A Ilha Grande atraiu muita gente do mundo inteiro. Isso lhe permitiu ter uma variedade considerável de cozinhas internacionais, além de restaurantes de vários tipos. Mas o principal é peixe e frutos do mar, esta é verdadeiramente a especialidade da ilha.
Além do Lua e Mar, já citado anteriormente no primeiro post da série, há várias opções de restaurantes. A maioria deles tem preços bem salgados – acima de R$ 50 para duas pessoas. Mas destaco:
- O Pescador: um dos primeiros que conhecemos, fica à beira-mar, no centro de Abraão. Tem grande variedade de pratos com peixes. O dono é um italiano, que também possui uma pousada no mesmo lugar.
- Pé na Areia: próximo ao Pescador, também à beira-mar, com pratos diversos. Boa comida.
- Dom Mário: é o melhor restaurante da Ilha Grande, localizado no centro Buganville (uma quadra de lojinhas, um paraíso para as mulheres). O restaurante é pequeno e tem capacidade bem limitada.

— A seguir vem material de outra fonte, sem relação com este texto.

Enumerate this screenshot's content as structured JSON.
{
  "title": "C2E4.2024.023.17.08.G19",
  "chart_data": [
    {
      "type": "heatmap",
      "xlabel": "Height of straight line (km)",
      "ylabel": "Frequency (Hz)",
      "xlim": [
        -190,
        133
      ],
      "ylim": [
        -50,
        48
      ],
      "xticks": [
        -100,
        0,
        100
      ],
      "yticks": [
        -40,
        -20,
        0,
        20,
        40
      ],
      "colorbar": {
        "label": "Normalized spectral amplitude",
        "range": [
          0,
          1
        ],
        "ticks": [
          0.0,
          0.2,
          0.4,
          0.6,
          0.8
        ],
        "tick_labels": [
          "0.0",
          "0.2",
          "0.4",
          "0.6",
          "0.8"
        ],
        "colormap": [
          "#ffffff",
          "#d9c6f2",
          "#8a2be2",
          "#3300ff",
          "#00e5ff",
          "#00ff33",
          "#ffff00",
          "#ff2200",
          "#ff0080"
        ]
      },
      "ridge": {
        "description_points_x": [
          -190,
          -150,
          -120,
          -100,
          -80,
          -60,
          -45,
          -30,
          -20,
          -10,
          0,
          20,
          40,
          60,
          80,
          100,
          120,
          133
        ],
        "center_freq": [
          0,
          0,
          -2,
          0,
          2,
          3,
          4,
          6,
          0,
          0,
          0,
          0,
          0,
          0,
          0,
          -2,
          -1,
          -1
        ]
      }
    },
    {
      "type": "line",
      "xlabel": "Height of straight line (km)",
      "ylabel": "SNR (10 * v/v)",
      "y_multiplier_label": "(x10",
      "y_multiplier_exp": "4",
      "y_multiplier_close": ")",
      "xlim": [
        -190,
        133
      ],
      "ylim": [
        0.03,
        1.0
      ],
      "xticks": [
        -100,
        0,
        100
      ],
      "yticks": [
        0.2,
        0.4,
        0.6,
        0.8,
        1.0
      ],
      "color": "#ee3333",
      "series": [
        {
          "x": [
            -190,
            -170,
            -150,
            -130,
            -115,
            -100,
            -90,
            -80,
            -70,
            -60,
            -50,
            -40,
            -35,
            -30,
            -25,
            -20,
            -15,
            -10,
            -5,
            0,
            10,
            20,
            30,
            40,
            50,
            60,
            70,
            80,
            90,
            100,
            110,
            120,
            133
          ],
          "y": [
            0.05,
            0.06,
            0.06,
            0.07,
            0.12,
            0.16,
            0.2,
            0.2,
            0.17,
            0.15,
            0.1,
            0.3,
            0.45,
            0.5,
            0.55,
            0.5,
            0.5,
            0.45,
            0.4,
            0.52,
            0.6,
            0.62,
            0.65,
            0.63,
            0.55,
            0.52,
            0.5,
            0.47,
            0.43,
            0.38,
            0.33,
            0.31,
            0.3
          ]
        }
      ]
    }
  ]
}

Mas isso se explica: o chef Mário, que trabalhava em um restaurante francês do Rio de Janeiro, segundo o que nos contaram, resolveu sair da cidade grande e viver no paraíso – como vários outros empreendedores da Ilha. Mas ele cozinha SOZINHO. Portanto, sua capacidade de preparar pratos é bastante limitada.
Seus pratos são excelentes. Recomendamos fortemente os medalhões de filé em molho de gorgonzola e o peixe ao molho de maracujá.

usando minha roupa de gala
Pessoal, acho que eu não tenho muito mais o que contar. Apenas que ficaram as saudades e que, se tudo correr bem, voltaremos lá sem dúvida alguma. Se você tiver interesse em ir pra lá e quiser saber mais, fique à vontade para comentar e me escrever.

Update: este é o post de número 200 do Cabeça Dinossauro. Rumo aos 1000!